Xenon Tetrafluoride
Properties
| State | Solid (sublimes near its 117 °C melting point at 1 atm) |
| Color | Colorless |
| Solubility | Reacts explosively with water to form XeO3 and HF; soluble in anhydrous HF |
| Melting Point | 117.1 °C |
About Xenon Tetrafluoride
Xenon tetrafluoride, XeF4, is the colorless crystalline noble-gas compound that became the canonical inorganic-chemistry example of square-planar AX4E2 geometry the moment its X-ray and neutron diffraction structures landed in 1963. Around the central xenon you have four equatorial Xe-F bonds and two axial lone pairs locked trans to each other, which is exactly what VSEPR predicts when six electron pairs surround a central atom and two of them are lone pairs that prefer to sit as far apart as possible. Synthesis comes from heating xenon and fluorine at roughly 400 °C and 6 atm in a nickel vessel, with the product distribution among XeF2, XeF4, and XeF6 controlled by reaction time and pressure — longer time and higher pressure pushes you toward XeF6, shorter time toward XeF2, and the sweet spot in between gives clean XeF4. The compound is thermally stable to over 400 °C in dry containers and sublimes cleanly near 115 °C, but it reacts explosively with water to give the shock-sensitive high explosive XeO3 plus HF, which means anhydrous handling is non-negotiable. As a fluorinating agent XeF4 sits between XeF2 and XeF6 in oxidizing power, useful for difluorinating arenes and for taking transition-metal halides to high-oxidation-state fluorides like AuF5 and IrF7.
Where you'll encounter it
If you've ever sat through a graduate inorganic lecture and watched the professor draw an octahedron with two trans lone pairs to derive square-planar geometry, the example was almost certainly XeF4. In a teaching lab equipped for noble-gas chemistry — perhaps a dozen institutions worldwide — students prepare microgram quantities by direct fluorination in a nickel reactor, sublime the product onto a cold finger, and run a Raman spectrum to confirm the D4h symmetry through the absence of IR-Raman coincidences.

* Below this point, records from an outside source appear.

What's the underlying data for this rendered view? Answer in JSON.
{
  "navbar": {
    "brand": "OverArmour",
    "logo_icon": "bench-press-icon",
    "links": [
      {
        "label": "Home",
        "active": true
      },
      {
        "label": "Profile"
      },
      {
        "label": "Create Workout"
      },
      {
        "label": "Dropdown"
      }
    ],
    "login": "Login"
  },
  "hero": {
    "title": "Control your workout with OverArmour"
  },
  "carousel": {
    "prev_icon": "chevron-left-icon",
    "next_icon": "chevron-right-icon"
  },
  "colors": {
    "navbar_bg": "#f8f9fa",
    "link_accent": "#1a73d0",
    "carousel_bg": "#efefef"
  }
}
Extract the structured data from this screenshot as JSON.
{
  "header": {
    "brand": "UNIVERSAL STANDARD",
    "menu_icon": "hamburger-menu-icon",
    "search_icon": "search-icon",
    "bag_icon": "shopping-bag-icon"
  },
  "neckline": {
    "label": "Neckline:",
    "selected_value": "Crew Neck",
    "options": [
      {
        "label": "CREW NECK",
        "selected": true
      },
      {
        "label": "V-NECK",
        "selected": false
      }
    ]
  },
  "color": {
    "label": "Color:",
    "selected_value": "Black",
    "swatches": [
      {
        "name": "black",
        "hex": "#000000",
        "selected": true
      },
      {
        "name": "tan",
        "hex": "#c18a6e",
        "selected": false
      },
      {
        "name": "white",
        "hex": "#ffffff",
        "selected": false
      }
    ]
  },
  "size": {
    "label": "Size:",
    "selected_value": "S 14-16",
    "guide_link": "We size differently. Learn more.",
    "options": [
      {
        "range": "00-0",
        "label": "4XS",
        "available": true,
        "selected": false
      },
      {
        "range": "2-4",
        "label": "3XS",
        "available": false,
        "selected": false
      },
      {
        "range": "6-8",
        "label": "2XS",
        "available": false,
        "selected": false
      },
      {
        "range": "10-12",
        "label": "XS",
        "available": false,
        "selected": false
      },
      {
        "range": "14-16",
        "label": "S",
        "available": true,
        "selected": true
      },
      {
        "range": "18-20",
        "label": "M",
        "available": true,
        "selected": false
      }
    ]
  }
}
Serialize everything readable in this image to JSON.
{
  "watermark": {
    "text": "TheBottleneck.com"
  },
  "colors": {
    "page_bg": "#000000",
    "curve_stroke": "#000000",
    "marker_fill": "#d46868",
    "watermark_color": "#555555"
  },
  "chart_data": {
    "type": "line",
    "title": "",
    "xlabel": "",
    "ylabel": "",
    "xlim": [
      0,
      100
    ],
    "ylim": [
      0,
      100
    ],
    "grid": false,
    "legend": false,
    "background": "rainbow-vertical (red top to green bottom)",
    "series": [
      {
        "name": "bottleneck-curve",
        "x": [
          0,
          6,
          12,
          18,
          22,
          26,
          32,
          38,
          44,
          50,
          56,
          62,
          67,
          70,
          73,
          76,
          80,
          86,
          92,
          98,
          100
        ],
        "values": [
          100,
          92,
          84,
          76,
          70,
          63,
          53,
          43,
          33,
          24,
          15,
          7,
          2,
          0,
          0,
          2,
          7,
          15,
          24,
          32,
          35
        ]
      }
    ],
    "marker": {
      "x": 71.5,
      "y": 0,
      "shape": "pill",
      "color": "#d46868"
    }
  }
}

Synthetic inorganic groups studying the upper edges of the periodic table use XeF4 to push gold and iridium into oxidation states that simply cannot be reached with elemental F2 or ClF3, generating exotic fluorides that show up in subsequent papers on superconductivity and catalysis. Most chemists never touch the compound directly, but its structure shows up on every comprehensive exam in inorganic chemistry.
Common Uses
- Powerful fluorinating agent for specialty inorganic and organic synthesis where XeF2 is too mild
- Precursor to xenon oxyfluorides XeOF2 and XeOF4 and to XeO3 by controlled hydrolysis
- Graduate inorganic chemistry teaching example of AX4E2 VSEPR square-planar geometry
- Oxidizer for preparing high-oxidation-state transition-metal fluorides such as AuF5 and IrF7
- Research reagent for oxidative-fluorination studies of hypervalent main-group chemistry
- Source of activated fluorine for generating xenon-fluorocation salts of weakly coordinating anions
Safety Information
XeF4 is acutely toxic and reacts explosively with water to form XeO3, a shock-sensitive high explosive, plus HF. GHS classifications: Acute Toxicity Inhalation Category 1, Skin Corrosion 1A, Eye Damage 1, Water-reactive (with risk of explosive decomposition products). No specific OSHA PEL exists for XeF4 itself; the HF byproduct is governed by the OSHA HF PEL of 3 ppm TWA, and any XeO3 that accumulates is treated as a primary explosive. Store exclusively under strictly anhydrous conditions in PFA, FEP, or nickel vessels behind a blast shield. Handle only in a glove box or dedicated dry-line fume hood with calcium gluconate gel for HF first aid, neoprene gloves, full face shield, and an evacuation plan if any moisture intrusion is suspected.
This safety summary is for educational reference only and may not be complete. It is not a substitute for Safety Data Sheets (SDS), medical advice, or professional chemical safety guidance. Always consult appropriate SDS and qualified professionals before handling chemicals.